对链表进行分区

Question

我正在尝试基于链表数据结构解决这个算法问题。问题如下：

给定一个链表和一个值 x，对它进行分区，使得所有小于 x 的节点都在大于或等于 x 的节点之前。 您应该保留两个分区中每个分区中节点的原始相对顺序。

例如，

给定 1->4->3->2->5->2 和 x = 3， 返回 1->2->2->4->3->5.

我的解决方法是：

/**
 * Definition for singly-linked list.
 * public class ListNode {
 *     int val;
 *     ListNode next;
 *     ListNode(int x) { val = x; }
 * }
 */
public class Solution {
    public ListNode partition(ListNode head, int x) {
        if(head == null) return null;
        ListNode headNode = new ListNode(-1);
        headNode.next = head;

        ListNode tail = head;
        while(tail.next!=null){
            tail = tail.next;
        }
        ListNode actualTail = tail;
        ListNode current = headNode;
        while(current!=actualTail && current.next!=actualTail){
            if(current.next.val >= x && current.next!=tail){
                System.out.println("Moving "+current.next.val+" to end of list, ahead of "+tail.val);
                ListNode temp = current.next;
                current.next = current.next.next;
                tail.next = temp;
                tail = tail.next;
                tail.next = null;
            }else{
                current = current.next;    
            }

        }
        return headNode.next;
    }
}

虽然某些测试用例可以很好地使用上面提到的代码，但有一组测试用例失败了，因为我无法保持列表中节点的原始相对顺序。

例如： 列表 = [1->2] x = 0

我的结果： [2,1]

预期： [1,2]

任何帮助将不胜感激。

Answer 1

我认为你可以用更简单的方式做到这一点：

• 保留 2 个列表，一个用于较低节点，另一个用于较大节点。
• 迭代列表，将节点添加到相应的列表中。
• 将较小的列表与较大的列表连接

类似这样的：

public ListNode Partition(ListNode head, int x)
{
    ListNode lowerHead = null, lowerTail = null;              //Head and Tail of lower list
    ListNode greaterHead = null, greaterTail = null;          //Head and Tail of greater list

    ListNode current = head;

    while (current != null)
    {
        if (current.val < x)
        {
            if (lowerHead == null) lowerHead = current;      //If is the first node in the list
            if (lowerTail == null) lowerTail = current;      //set the head an tail to the same value
            else lowerTail = lowerTail.next = current;       //Otherwise, add the node and update the tail
        }
        else
        {
            if (greaterHead == null) greaterHead = current;  //If is the first node in the list
            if (greaterTail == null) greaterTail = current;  //set the head an tail to the same value
            else greaterTail = greaterTail.next = current;   //Otherwise, add the node and update the tail
        }

        current = current.next;
    }

    if (greaterHead != null)
        greaterTail.next = null;

    if (lowerHead == null) return greaterHead;
    else
    {
        lowerTail.next = greaterHead;
        return lowerHead;
    }
} 

由于节点在原始列表中出现时添加，因此顺序得以保留

Answer 2

它可以在 O(N) 时间 O(1) 空间内完成。就收下吧 跟踪前一个节点，在第一个节点之前，即 大于或等于 X。

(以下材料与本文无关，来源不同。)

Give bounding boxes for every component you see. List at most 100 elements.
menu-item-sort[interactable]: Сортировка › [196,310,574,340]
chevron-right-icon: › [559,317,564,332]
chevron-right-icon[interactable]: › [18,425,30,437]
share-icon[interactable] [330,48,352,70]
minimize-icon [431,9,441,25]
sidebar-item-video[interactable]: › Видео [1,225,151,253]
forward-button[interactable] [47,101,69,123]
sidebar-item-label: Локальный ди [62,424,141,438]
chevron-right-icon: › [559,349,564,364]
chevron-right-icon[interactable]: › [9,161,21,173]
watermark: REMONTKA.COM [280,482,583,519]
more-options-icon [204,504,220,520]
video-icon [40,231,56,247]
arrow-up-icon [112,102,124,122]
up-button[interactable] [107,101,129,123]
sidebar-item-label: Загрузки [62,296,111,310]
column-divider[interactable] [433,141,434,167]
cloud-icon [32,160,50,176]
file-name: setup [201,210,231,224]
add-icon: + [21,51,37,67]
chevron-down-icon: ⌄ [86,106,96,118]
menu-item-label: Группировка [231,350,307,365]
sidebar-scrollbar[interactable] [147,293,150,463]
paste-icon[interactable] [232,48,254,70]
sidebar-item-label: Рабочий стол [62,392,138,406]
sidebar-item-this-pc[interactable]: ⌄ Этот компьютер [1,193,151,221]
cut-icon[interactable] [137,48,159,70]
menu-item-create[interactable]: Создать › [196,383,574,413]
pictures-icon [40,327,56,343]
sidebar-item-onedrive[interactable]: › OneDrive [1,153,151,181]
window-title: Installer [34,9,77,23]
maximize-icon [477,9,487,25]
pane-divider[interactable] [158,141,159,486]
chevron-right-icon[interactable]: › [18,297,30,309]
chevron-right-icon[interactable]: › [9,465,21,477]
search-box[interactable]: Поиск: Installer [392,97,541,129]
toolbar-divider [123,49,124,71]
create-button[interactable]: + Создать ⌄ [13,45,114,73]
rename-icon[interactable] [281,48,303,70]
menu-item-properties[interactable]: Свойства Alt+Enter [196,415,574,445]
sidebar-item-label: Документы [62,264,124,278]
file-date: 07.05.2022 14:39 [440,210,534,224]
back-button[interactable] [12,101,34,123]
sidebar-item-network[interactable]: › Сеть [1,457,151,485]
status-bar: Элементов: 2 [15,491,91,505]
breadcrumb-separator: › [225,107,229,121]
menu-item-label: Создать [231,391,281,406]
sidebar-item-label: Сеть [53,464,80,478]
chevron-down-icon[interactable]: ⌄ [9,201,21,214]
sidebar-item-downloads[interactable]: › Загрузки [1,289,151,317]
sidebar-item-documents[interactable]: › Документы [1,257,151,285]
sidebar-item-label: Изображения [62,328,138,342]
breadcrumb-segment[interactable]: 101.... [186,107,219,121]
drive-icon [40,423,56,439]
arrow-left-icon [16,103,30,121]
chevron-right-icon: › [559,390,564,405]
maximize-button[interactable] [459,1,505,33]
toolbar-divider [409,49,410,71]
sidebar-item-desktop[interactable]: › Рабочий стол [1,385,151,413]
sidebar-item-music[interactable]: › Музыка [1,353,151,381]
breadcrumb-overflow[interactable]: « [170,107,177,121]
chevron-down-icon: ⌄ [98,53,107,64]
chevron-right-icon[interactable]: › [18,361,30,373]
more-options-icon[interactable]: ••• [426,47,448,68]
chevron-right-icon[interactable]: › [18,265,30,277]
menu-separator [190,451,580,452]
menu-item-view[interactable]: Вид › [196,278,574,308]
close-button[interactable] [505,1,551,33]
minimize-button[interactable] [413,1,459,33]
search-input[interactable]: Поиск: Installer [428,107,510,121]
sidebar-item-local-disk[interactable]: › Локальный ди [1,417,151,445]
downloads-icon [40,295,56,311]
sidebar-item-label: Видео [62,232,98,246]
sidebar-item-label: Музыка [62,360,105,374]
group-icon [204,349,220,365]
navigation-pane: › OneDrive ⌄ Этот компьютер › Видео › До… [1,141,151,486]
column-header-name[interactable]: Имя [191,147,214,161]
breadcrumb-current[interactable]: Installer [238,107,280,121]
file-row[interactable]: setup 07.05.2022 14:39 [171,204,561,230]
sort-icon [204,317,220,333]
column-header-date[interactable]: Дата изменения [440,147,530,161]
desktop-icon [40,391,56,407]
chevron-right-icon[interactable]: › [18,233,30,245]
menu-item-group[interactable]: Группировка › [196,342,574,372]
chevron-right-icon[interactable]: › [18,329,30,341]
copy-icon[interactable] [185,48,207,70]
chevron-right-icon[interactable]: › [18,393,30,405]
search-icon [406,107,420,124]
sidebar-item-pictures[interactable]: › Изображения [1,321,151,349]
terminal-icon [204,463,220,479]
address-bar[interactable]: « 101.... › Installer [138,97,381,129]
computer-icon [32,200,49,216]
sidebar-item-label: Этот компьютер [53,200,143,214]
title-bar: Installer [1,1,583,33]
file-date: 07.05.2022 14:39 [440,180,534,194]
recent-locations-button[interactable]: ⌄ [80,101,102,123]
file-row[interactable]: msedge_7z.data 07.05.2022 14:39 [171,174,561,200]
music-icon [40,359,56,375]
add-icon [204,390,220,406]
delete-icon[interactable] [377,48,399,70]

此节点充当小于 X 的节点之间的边界 以及大于或等于 X 的节点。

将代码与内联 cmets 一起引用。

    class Solution {
    public ListNode partition(ListNode head, int x) {
        // Assume that list has at least one instance of X and x = 3

        ListNode dummy = new ListNode(-1);
        dummy.next = head;
        ListNode prev = dummy;
        ListNode curr = head;

        // Keeps track of the preceding node, before the first value greater than or equal to x.
        ListNode large = null;
        // Tracks weather the first node greater than or equal to x has been found.
        boolean isFirstLargeFound = false;

        while(curr != null) {
            if (curr.val >= x) {
                if (!isFirstLargeFound) {
                    large = prev;
                    isFirstLargeFound = true;    
                }
            } else if (isFirstLargeFound) {
                // If the current value is less than x and the first larger value has
                // been found, we need to swap the nodes.
                //
                // Consider the example: 1->4->0->3->2->5, the curr node is at value 0.
                // At this point of time the first larger value i.e. 4 has been already
                // found, hence we have to move the Node with value 0 to a place before 
                // the node with value 4.
                //
                // Before: 1->4->0->3->2->5
                // After: 1->0->4->3->2->5
                ListNode temp = large.next;
                prev.next = curr.next;
                large.next = curr;
                // Ensures that the first element that is >=X, is always next of large node.
                curr.next = temp;
                large = large.next;
            }

            prev = curr;
            curr = curr.next;
        }
        return dummy.next;
    }
}

Answer 3

我用 Python 解决了它并且工作正常。

current = runner = ll.head
while runner:
    if runner.value < part:
        temp = current.value
        current.value = runner.value
        runner.value = temp

        current = current.next
        runner = runner.next
    else:
        runner = runner.next

Answer 4

尽管这是一个有点旧的线程，但我希望这对某人有用。

class ListNode:
    def __init__(self, x):
        self.val = x
        self.next = None

class LinkedList:
    def __init__(self):
        self.head = None
        self.tail = None

    def insert_node(self, val):
        new_node = ListNode(val)
        if self.head is None:
            self.head = self.tail = new_node
        else:
            self.tail.next = new_node
            self.tail = new_node

class Solution:
    def partition(self, head: ListNode, x: int) -> ListNode:
        if head is None or head.next is None:
            return head
        else:
            tmp = head
            low = LinkedList()
            high = LinkedList()
            while tmp is not None:
                if tmp.val < x:                    
                    low.insert_node(tmp.val)
                else:
                    high.insert_node(tmp.val)
                tmp = tmp.next
            if low.head is not None:
                tail = low.head
                while tail.next is not None:
                    tail = tail.next
                tail.next = high.head
                output = low.head
            else:
                output = high.head
            return output